Coin Flipper

Simulate coin flips instantly. Adjust how many times to flip and the bias of the coin to see how the proportion of heads and tails behaves.

Simulate up to 200 flips at a time.

0.5 represents a fair coin. Values above create a bias toward heads.

Heads Probability

50.0%

Theoretical

Tails Probability

50.0%

Theoretical

Flips Simulated

1

Per experiment

How to Use This Calculator

  1. Choose how many times to flip the coin and optionally set a bias toward heads.
  2. Click “Flip the Coin” to simulate the experiment immediately.
  3. Compare empirical counts with theoretical probabilities for heads and tails.
  4. Repeat the experiment to observe convergence to the expected probabilities.

Formula

The probability of heads is set to p. Each individual flip is independent with outcomes:

  • P(Heads) = p
  • P(Tails) = 1 − p
  • The expected number of heads in n flips equals n × p.

Full Description

This simulator demonstrates the law of large numbers. As the number of flips grows, the fraction of heads should approach the theoretical probability p. When the coin is biased, the long-run average reflects that bias. Use repeated simulations to observe how randomness produces short-term streaks yet still gravitates toward the expected value over many trials.

The tool also lets you explore unfair coins by changing the probability of heads. This is useful for studying Bernoulli processes, betting strategies, and statistical experiments.

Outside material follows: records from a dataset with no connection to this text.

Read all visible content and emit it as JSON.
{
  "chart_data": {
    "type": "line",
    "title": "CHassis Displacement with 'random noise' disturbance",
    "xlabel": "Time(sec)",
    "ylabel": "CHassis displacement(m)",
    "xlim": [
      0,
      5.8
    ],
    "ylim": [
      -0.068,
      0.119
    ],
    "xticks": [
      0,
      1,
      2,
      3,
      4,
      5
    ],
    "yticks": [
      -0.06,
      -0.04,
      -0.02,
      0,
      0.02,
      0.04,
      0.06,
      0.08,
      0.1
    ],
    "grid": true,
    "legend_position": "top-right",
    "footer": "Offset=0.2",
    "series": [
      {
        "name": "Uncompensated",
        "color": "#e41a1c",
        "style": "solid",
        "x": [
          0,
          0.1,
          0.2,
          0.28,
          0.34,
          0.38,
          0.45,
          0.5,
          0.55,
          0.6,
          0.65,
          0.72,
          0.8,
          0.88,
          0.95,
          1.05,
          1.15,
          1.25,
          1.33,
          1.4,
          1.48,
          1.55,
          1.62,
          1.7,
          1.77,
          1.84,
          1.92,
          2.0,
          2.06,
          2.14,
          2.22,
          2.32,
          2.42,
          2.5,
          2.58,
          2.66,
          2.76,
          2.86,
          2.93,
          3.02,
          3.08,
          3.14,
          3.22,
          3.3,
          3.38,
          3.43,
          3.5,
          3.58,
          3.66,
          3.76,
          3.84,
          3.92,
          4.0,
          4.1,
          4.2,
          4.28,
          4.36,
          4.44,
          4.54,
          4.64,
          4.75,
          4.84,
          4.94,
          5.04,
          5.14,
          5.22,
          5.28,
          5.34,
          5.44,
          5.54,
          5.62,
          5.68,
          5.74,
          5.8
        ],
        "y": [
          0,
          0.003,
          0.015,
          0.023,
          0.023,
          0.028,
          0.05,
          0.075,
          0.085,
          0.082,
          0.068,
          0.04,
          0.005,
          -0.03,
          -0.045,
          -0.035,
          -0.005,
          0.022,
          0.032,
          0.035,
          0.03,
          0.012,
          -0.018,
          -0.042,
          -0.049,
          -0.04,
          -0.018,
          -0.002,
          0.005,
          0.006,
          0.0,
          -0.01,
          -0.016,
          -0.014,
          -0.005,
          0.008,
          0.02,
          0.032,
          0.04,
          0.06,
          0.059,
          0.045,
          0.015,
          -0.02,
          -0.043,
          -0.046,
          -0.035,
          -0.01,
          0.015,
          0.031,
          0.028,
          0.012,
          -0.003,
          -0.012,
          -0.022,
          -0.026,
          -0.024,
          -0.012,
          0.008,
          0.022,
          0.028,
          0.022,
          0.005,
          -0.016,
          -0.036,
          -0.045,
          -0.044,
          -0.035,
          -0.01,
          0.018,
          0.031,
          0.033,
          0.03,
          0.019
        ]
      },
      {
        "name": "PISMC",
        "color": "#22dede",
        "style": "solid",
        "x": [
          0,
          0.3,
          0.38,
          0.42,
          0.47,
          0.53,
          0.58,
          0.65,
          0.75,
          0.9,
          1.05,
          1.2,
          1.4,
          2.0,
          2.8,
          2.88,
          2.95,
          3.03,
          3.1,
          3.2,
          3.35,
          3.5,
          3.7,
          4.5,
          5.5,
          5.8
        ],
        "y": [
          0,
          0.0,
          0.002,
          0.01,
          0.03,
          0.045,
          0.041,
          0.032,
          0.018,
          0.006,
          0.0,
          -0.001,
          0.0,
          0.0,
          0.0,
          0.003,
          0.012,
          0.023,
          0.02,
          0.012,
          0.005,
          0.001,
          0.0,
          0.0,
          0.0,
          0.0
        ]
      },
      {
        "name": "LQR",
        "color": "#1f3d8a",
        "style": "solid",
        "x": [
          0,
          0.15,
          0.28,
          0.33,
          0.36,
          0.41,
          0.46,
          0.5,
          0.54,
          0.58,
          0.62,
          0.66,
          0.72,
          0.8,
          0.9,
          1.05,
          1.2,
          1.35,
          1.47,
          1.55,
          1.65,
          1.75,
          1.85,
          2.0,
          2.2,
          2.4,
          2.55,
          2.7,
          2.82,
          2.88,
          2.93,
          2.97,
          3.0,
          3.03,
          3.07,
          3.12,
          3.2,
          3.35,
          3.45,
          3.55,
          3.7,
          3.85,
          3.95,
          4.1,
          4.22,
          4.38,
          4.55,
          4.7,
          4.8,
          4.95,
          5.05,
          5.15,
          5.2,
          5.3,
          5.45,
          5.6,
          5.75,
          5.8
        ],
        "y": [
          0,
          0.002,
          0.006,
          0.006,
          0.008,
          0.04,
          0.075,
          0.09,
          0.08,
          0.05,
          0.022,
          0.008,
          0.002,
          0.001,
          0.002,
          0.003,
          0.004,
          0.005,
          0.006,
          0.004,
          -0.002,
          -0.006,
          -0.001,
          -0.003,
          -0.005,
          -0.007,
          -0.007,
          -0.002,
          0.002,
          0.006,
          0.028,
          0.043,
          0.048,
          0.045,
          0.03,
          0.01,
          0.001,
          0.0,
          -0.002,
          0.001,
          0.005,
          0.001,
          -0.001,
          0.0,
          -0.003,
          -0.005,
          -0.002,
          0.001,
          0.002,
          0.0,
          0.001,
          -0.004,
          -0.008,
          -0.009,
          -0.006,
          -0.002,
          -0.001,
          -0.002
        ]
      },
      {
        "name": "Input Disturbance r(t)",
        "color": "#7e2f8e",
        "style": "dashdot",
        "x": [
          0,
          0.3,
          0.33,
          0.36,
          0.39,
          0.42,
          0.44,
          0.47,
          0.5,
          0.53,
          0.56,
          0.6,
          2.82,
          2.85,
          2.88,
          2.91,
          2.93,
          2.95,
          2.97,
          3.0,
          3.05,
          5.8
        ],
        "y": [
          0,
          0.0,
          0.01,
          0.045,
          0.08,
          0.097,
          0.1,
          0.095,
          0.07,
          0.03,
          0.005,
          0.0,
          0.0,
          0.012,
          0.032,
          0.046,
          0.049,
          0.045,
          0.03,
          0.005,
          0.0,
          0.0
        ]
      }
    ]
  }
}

Frequently Asked Questions

Why do results vary each time?

Each simulation uses independent random draws. Short sequences can deviate noticeably from the expected value, illustrating natural variability.

Can I simulate very large numbers of flips?

To keep the interface responsive, the calculator limits simulations to 200 flips at a time. Run multiple experiments to build intuition without overwhelming your browser.

How does bias affect the outcome?

A higher probability of heads shifts the expected proportion accordingly. The simulator updates both theoretical and empirical values to reflect the change.

Is the random number generator truly random?

It uses JavaScript's pseudo-random generator for demonstration purposes. For cryptographic or scientific applications, specialized random sources are recommended.